AWS Quick Starts — Customer Ready Solutions

Data Lake Foundation on AWS

Using AWS services, including Amazon Redshift, Amazon Kinesis, AWS Glue, and Amazon SageMaker

This Quick Start deploys a data lake foundation that integrates Amazon Web Services (AWS) services such as Amazon Simple Storage Service (Amazon S3), Amazon Redshift, Amazon Kinesis, Amazon Athena, AWS Glue, Amazon Elasticsearch Service (Amazon ES), Amazon SageMaker, and Amazon QuickSight.

The data lake foundation uses these AWS services to provide capabilities such as data submission, ingest processing, dataset management, data transformation and analysis, building and deploying machine learning tools, search, publishing, and visualization. Once this foundation is in place, you may choose to augment the data lake with ISV and SaaS tools.

This reference architecture is automated by AWS CloudFormation templates that you can customize to meet your specific requirements.

See also: If this architecture doesn't meet your specific requirements, see the other data lake deployments in the Quick Start catalog.

datalake_icon_crs

This Quick Start was developed by 47Lining in partnership with AWS. 47Lining is an
APN Partner.

  •  What you'll build
  •  How to deploy
  •  Cost and licenses
  •  Resources
  •  Demo
  •  What you'll build
  • The Quick Start architecture for the data lake includes the following infrastructure:

    • A virtual private cloud (VPC) that spans two Availability Zones and includes two public and two private subnets.*
    • An internet gateway to allow access to the internet.*
    • In the public subnets, managed NAT gateways to allow outbound Internet access for resources in the private subnets.*
    • In the public subnets, Linux bastion hosts in an Auto Scaling group to allow inbound Secure Shell (SSH) access to EC2 instances in public and private subnets.*
    • AWS Identity and Access Management (IAM) roles to provide permissions to access AWS resources; for example, to permit Amazon Redshift and Amazon Athena to read and write curated datasets.
    • In the private subnets, Amazon Redshift for data aggregation, analysis, transformation, and creation of new curated and published datasets.
    • An Amazon SageMaker instance, which you can access by using AWS authentication.
    • Integration with other Amazon services such as Amazon S3, Amazon Athena, AWS Glue, AWS Lambda, Amazon ES with Kibana, Amazon Kinesis, and Amazon QuickSight.

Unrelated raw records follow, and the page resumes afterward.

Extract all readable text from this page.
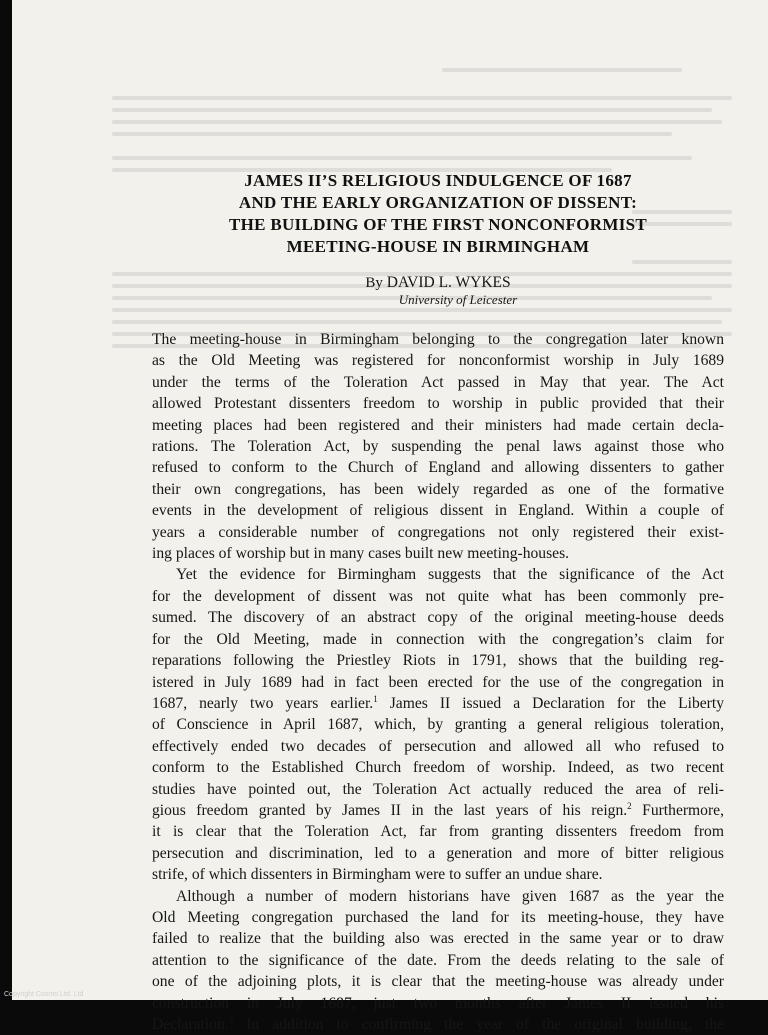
JAMES II’S RELIGIOUS INDULGENCE OF 1687
AND THE EARLY ORGANIZATION OF DISSENT:
THE BUILDING OF THE FIRST NONCONFORMIST
MEETING-HOUSE IN BIRMINGHAM
By DAVID L. WYKES
University of Leicester
The meeting-house in Birmingham belonging to the congregation later known
as the Old Meeting was registered for nonconformist worship in July 1689
under the terms of the Toleration Act passed in May that year. The Act
allowed Protestant dissenters freedom to worship in public provided that their
meeting places had been registered and their ministers had made certain decla-
rations. The Toleration Act, by suspending the penal laws against those who
refused to conform to the Church of England and allowing dissenters to gather
their own congregations, has been widely regarded as one of the formative
events in the development of religious dissent in England. Within a couple of
years a considerable number of congregations not only registered their exist-
ing places of worship but in many cases built new meeting-houses.
Yet the evidence for Birmingham suggests that the significance of the Act
for the development of dissent was not quite what has been commonly pre-
sumed. The discovery of an abstract copy of the original meeting-house deeds
for the Old Meeting, made in connection with the congregation’s claim for
reparations following the Priestley Riots in 1791, shows that the building reg-
istered in July 1689 had in fact been erected for the use of the congregation in
1687, nearly two years earlier.$^1$ James II issued a Declaration for the Liberty
of Conscience in April 1687, which, by granting a general religious toleration,
effectively ended two decades of persecution and allowed all who refused to
conform to the Established Church freedom of worship. Indeed, as two recent
studies have pointed out, the Toleration Act actually reduced the area of reli-
gious freedom granted by James II in the last years of his reign.$^2$ Furthermore,
it is clear that the Toleration Act, far from granting dissenters freedom from
persecution and discrimination, led to a generation and more of bitter religious
strife, of which dissenters in Birmingham were to suffer an undue share.
Although a number of modern historians have given 1687 as the year the
Old Meeting congregation purchased the land for its meeting-house, they have
failed to realize that the building also was erected in the same year or to draw
attention to the significance of the date. From the deeds relating to the sale of
one of the adjoining plots, it is clear that the meeting-house was already under
construction in July 1687, just two months after James II issued his
Declaration.$^3$ In addition to confirming the year of the original building, the
Copyright Cosmo Ltd. Ltd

    *  The template that deploys the Quick Start into an existing VPC skips the tasks marked by asterisks and prompts you for your existing VPC configuration.

  •  How to deploy
  • To build your data lake environment on AWS, follow the instructions in the deployment guide. The deployment process includes these steps:

    1. If you don't already have an AWS account, sign up at https://aws.amazon.com.
    2. Launch the Quick Start. The deployment takes about 50 minutes. You can choose from two options:
    3. Test the deployment by checking the resources created by the Quick Start.

    The Quick Start includes parameters that you can customize. For example, you can configure your network or customize the Amazon Redshift, Kinesis, and Elasticsearch settings.  

  •  Cost and licenses
  • You are responsible for the cost of the AWS services used while running this Quick Start reference deployment. There is no additional cost for using the Quick Start.

    The AWS CloudFormation templates for this Quick Start include configuration parameters that you can customize. Some of these settings, such as instance type, will affect the cost of deployment. See the pricing pages for each AWS service you will be using for cost estimates.

    Because this Quick Start uses AWS-native solution components, there are no costs or license requirements beyond AWS infrastructure costs. This Quick Start also deploys Kibana, which is an open-source tool that’s included with Amazon ES.

  •  Resources
  • This Quick Start reference deployment is related to a solution featured in Solution Space that includes a solution brief, optional consulting offers crafted by AWS Competency Partners, and AWS co-investment in proof-of-concept (PoC) projects. To learn more about these resources, visit Solution Space.

  •  Demo
  • This demo was created by 47Lining and solutions architects at AWS for evaluation or proof-of-concept (POC) purposes on the AWS Cloud. For production-ready deployments, use the Data Lake Foundation on AWS Quick Start.

    This demo deploys a simplified Quick Start data lake foundation architecture into your AWS account with sample data. After the demo is up and running, you can use the demo walkthrough guide for a tour of product features. The demo helps you explore foundational data lake capabilities such as search, transforms, queries, analytics, and visualization by using AWS services.

    To deploy:

    1. If you don't already have an AWS account, sign up at https://aws.amazon.com.
    2. Sign up to launch the demo. After you answer a few questions and submit the sign-up form, the AWS CloudFormation console will launch.
    3. In the console, provide the requested information to launch the demo.
     
    Estimated time: 50 minutes for deployment, 20 minutes for walkthrough
     
    Cost: You are responsible for the cost of the AWS services used while running this demo. There is no additional cost.